O’Key was able to find the perfect house with the help of Highland Park Heritage Trust member Tina Gulotta-Miller, who said she had been hoping to help restore the 1924 Victorian Vernacular at 141 S. Ave. 53 since 2006.

Gulotta-Miller has been instrumental in organizing revitalization projects in nearby Garvanza and was looking to kick-start a project in Highland Park’s historic district.

 “I wanted to find something in Highland Park to show that those two districts really do care for each other,” she said.

Her efforts had long been stalled due to the faltering economy, which made business owners less willing to donate supplies and funds to the restoration effort.

 O’Key, though, would not be deterred, and enlisted a slew of local sponsors, which even included competing real estate agents.

“Some of them even showed up to the house on Saturday and helped out,” Gulotta-Miller said.

Other donations included $1,000 from Ryan Ballinger, owner of the York.

O'Key said she hopes to continue the Paint the Town Project so she can to work on the numerous other applications that were received during this round.

More than bringing a house back to life, she said, Paint the Town is an effort to bring together a community that can often be divided by the neighborhood’s ongoing economic and cultural transition.

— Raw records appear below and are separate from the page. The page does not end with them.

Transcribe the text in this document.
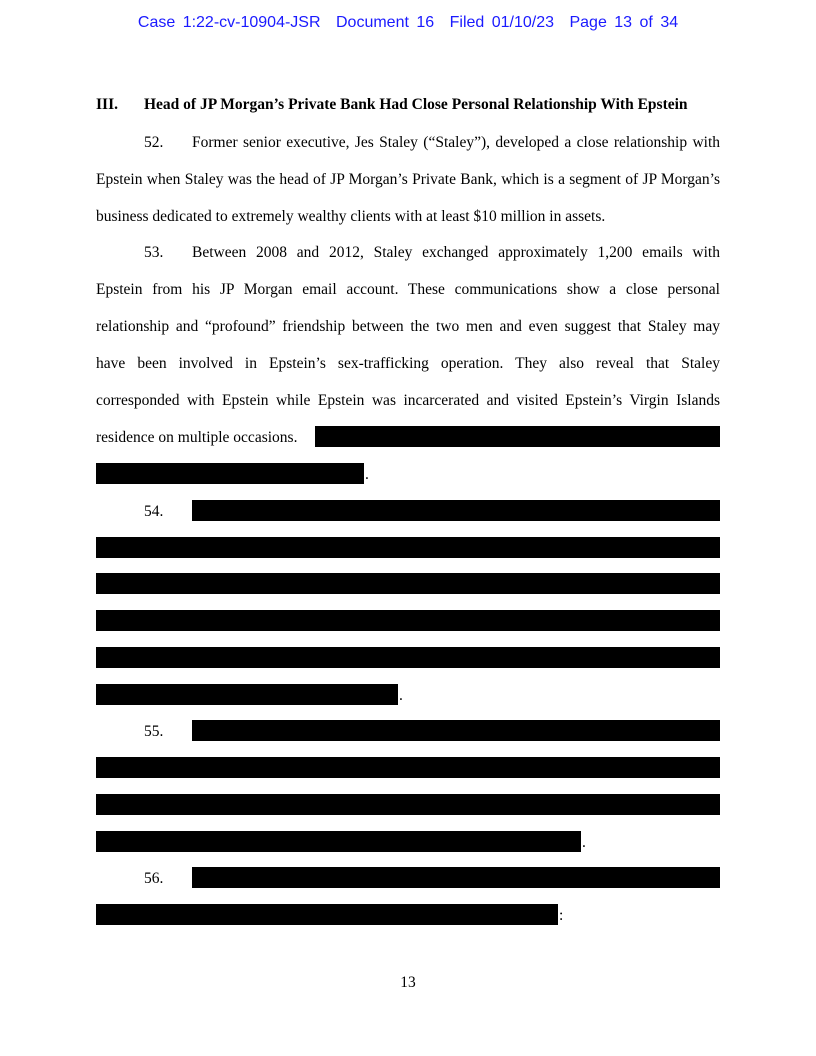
Case 1:22-cv-10904-JSR Document 16 Filed 01/10/23 Page 13 of 34
III. Head of JP Morgan’s Private Bank Had Close Personal Relationship With Epstein
52. Former senior executive, Jes Staley (“Staley”), developed a close relationship with
Epstein when Staley was the head of JP Morgan’s Private Bank, which is a segment of JP Morgan’s
business dedicated to extremely wealthy clients with at least $10 million in assets.
53. Between 2008 and 2012, Staley exchanged approximately 1,200 emails with
Epstein from his JP Morgan email account. These communications show a close personal
relationship and “profound” friendship between the two men and even suggest that Staley may
have been involved in Epstein’s sex-trafficking operation. They also reveal that Staley
corresponded with Epstein while Epstein was incarcerated and visited Epstein’s Virgin Islands
residence on multiple occasions.
.
54.
.
55.
.
56.
:
13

 “I wanted to do something for existing community, so they could embrace and be a part of gentrification, rather than being pushed away,” she said. “And, I wanted to provide the newcomers a chance to give back to their new community.”

As for the home's owner of more than 40 year, Angelita Mora, the fresh coat of ivory and blueberry paint "was like a dream."

"I feel great, it's like a family," Mora said. "They didn't look like they were doing it because they had to; everyone was having fun."